Penafsiran al-qur’an dari para sahabat nabi diterima baik oleh para ulama dari kaum tabi’in diberbagai daerah islam. Dan pada akhirnya muncullah kelompok-kelompok ahli tafsir di mekah, madinah, irak.

II.                RUMUSAN MSALAH
A.    Apa pengertian tafsir?
B.     Apa saja macam-macam tafsir berdasarkan sumber dan metodenya?
C.     Apa saja ilmu bantu tafsir?
D.    Mengapa kita membutuhkan tafsir sedangkan al-qur’an berbahasa arab yang jelas?
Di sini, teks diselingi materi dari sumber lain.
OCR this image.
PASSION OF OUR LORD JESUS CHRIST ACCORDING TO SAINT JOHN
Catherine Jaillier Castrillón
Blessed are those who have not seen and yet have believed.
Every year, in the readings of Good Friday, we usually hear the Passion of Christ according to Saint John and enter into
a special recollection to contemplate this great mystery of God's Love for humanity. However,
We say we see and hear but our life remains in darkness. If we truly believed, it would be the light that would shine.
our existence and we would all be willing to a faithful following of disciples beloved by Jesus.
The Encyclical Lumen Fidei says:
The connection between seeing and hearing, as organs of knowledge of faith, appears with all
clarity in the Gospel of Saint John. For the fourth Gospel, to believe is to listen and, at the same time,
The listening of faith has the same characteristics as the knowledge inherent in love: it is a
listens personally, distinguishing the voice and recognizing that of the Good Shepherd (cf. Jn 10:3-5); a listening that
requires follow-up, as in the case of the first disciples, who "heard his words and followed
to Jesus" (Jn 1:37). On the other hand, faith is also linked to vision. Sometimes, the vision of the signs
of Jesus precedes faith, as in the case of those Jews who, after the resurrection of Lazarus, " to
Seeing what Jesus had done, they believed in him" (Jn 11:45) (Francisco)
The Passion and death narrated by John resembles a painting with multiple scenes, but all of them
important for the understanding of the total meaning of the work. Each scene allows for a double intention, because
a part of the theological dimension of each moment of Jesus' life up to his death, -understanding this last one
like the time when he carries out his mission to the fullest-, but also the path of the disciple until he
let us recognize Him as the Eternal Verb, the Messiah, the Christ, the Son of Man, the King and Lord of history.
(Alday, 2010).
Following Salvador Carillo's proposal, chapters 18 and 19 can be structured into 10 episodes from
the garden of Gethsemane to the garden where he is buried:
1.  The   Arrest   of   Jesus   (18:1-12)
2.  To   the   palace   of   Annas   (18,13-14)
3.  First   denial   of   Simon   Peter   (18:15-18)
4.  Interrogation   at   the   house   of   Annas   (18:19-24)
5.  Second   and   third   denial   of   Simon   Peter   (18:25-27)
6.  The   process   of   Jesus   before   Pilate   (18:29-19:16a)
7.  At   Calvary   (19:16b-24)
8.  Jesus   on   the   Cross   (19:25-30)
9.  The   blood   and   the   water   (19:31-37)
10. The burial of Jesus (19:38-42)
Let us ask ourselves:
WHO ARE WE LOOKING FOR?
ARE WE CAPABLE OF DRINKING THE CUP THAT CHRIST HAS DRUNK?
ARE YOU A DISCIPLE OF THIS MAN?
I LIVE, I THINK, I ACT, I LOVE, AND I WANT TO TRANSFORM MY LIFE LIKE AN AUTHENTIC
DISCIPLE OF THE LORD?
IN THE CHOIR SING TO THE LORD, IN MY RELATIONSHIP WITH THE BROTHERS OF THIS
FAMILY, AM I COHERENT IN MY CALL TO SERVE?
III.             PEMBAHASAN
A.    Pengertian Tafsir
Secara etimologi tafsir berarti Penjelasan, Pengungkapan, dan Menjabarkan kata yang samar.
Adapun secara terminologi tafsir adalah penjelasan terhadap Kalamullah atau menjelaskan lafadz-lafadz al-Qur’an dan pemahamannya. Ilmu tafsir merupakan ilmu yang paling mulia dan paling tinggi kedudukannya, karena pembahasannya berkaitan dengan Kalamullah yang merupakan petunjuk dan pembeda dari yang haq dan bathil. Ilmu tafsir telah dikenal sejak zaman Rasulullah dan berkembang hingga di zaman modern sekarang ini.
Istilah tafsir bermakna :
علم يبحث فيه عن القرأن الكريم من حيث دلالته على المراد حسب الطاقة البشريه
Artiya :
“suatu ilmu yang didaamnya dibahas tentang keadaan-keadaan al-qur’anul karim dari segi dalalahnya kepada apa yang dikehendaki Allah, sebatas yang disanggupi manusia.[1]
Jadi, Secara umum Ilmu tafsir adalah ilmu yang bekerja untuk mengetahui arti dan maksud dari ayat-ayat al Qur’an.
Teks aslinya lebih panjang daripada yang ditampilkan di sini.